Caramelized Butternut Squash with Feta, Walnuts & Cranberry-Honey Glaze

Caramelized Butternut Squash with Feta, Walnuts & Cranberry-Honey Glaze

Description

This Caramelized Butternut Squash with Feta, Walnuts & Cranberry-Honey Glaze is a vibrant sweet-savory dish featuring tender roasted squash glazed with honey and cranberries, then finished with salty feta and crunchy walnuts. It’s a perfect fall or holiday side dish that pairs beautifully with roasted meats or can stand alone as a vegetarian entrée.

🕒 Prep & Cook Time

  • Prep Time: 15 minutes
  • Cook Time: 30–35 minutes
  • Total Time: 45–50 minutes

🍽 Servings

4 servings

🧾 Ingredients

For the Roasted Squash

  • 1 medium butternut squash (about 900 g / 2 lb), peeled and cubed
  • 2 tbsp (30 ml) olive oil
  • 1 tbsp (15 ml) maple syrup or honey
  • Salt and black pepper, to taste
  • ½ tsp dried thyme or fresh rosemary (optional)

Toppings & Glaze

  • ⅓ cup (50 g) crumbled feta cheese
  • ¼ cup walnuts, roughly chopped
  • ⅓ cup dried cranberries
  • 2 tbsp honey
  • 1 tbsp balsamic vinegar (optional, for depth)

👩‍🍳 Instructions

  1. Preheat Oven:
    Preheat oven to 400°F (200°C). Line a baking sheet with parchment paper.
  2. Season the Squash:
    In a large bowl, toss squash cubes with olive oil, maple syrup (or honey), salt, pepper, and herbs.
  3. Roast:
    Spread squash in a single layer on the baking sheet. Roast for 30–35 minutes, flipping halfway, until golden and caramelized.
  4. Prepare the Glaze:
    In a small saucepan, combine dried cranberries and honey. Simmer on low heat for 5 minutes until cranberries plump and glaze thickens. Stir in balsamic vinegar if using.
  5. Assemble:
    Transfer roasted squash to a serving dish. Drizzle with cranberry-honey glaze.
  6. Finish:
    Sprinkle with feta cheese and walnuts. Serve warm.

⭐ Notes & Tips

  • Extra Caramelization: Avoid overcrowding the pan.
  • Nut Substitutes: Pecans or almonds work well.
  • Vegan Option: Replace feta with vegan feta or omit.
  • Make Ahead: Roast squash in advance and reheat before serving.
  • Add Greens: Toss with arugula or spinach before serving.

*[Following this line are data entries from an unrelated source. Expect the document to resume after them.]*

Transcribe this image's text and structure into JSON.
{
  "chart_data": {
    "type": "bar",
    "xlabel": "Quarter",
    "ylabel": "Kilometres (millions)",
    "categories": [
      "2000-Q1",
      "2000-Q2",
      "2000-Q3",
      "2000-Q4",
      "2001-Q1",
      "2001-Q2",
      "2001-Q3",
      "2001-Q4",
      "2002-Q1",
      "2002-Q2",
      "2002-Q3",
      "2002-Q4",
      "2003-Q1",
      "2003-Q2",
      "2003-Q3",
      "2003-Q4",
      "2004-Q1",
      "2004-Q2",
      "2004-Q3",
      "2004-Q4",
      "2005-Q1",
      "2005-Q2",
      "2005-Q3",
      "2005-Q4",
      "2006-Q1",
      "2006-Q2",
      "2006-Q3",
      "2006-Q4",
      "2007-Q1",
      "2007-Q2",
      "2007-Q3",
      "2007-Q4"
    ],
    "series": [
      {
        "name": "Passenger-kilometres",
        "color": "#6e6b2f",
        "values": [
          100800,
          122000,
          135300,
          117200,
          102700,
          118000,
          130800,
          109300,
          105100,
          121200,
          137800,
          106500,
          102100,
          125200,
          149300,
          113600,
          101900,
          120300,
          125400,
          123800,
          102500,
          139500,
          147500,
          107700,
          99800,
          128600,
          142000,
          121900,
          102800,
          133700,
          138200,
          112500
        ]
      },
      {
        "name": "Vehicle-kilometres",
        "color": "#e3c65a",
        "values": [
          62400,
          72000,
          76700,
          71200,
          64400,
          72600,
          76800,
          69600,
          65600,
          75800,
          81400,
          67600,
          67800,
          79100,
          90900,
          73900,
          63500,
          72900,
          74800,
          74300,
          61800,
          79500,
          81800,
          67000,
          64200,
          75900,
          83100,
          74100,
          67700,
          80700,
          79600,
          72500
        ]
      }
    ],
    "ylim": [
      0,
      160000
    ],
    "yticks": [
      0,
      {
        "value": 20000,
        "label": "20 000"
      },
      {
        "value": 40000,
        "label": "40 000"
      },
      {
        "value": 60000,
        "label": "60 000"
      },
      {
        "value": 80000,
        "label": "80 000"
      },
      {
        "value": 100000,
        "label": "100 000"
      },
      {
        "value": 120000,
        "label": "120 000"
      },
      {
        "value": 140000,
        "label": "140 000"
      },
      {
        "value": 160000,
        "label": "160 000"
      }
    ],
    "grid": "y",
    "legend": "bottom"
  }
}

🥗 Nutritional Information (Per Serving – Approximate)

  • Calories: 320 kcal
  • Carbohydrates: 36 g
  • Protein: 6 g
  • Fat: 18 g
  • Fiber: 5 g
  • Sugar: 18 g
  • Sodium: 310 mg

💪 Health Benefits

  • Butternut Squash: High in vitamin A, potassium, and fiber
  • Walnuts: Provide omega-3 fatty acids for heart health
  • Cranberries: Rich in antioxidants
  • Feta Cheese: Adds calcium and protein with bold flavor

❓ Frequently Asked Questions

Q: Can I use frozen butternut squash?
A: Yes, but roast directly from frozen and extend cooking time slightly.

Q: Is this dish sweet or savory?
A: A perfect balance—sweet glaze with salty feta and earthy squash.

Q: Can I serve this cold?
A: It’s best warm but works well at room temperature.

Q: What dishes pair well with this?
A: Roast chicken, turkey, pork, or as part of a vegetarian spread.

Q: How long does it keep?
A: Store in an airtight container for up to 3 days in the refrigerator.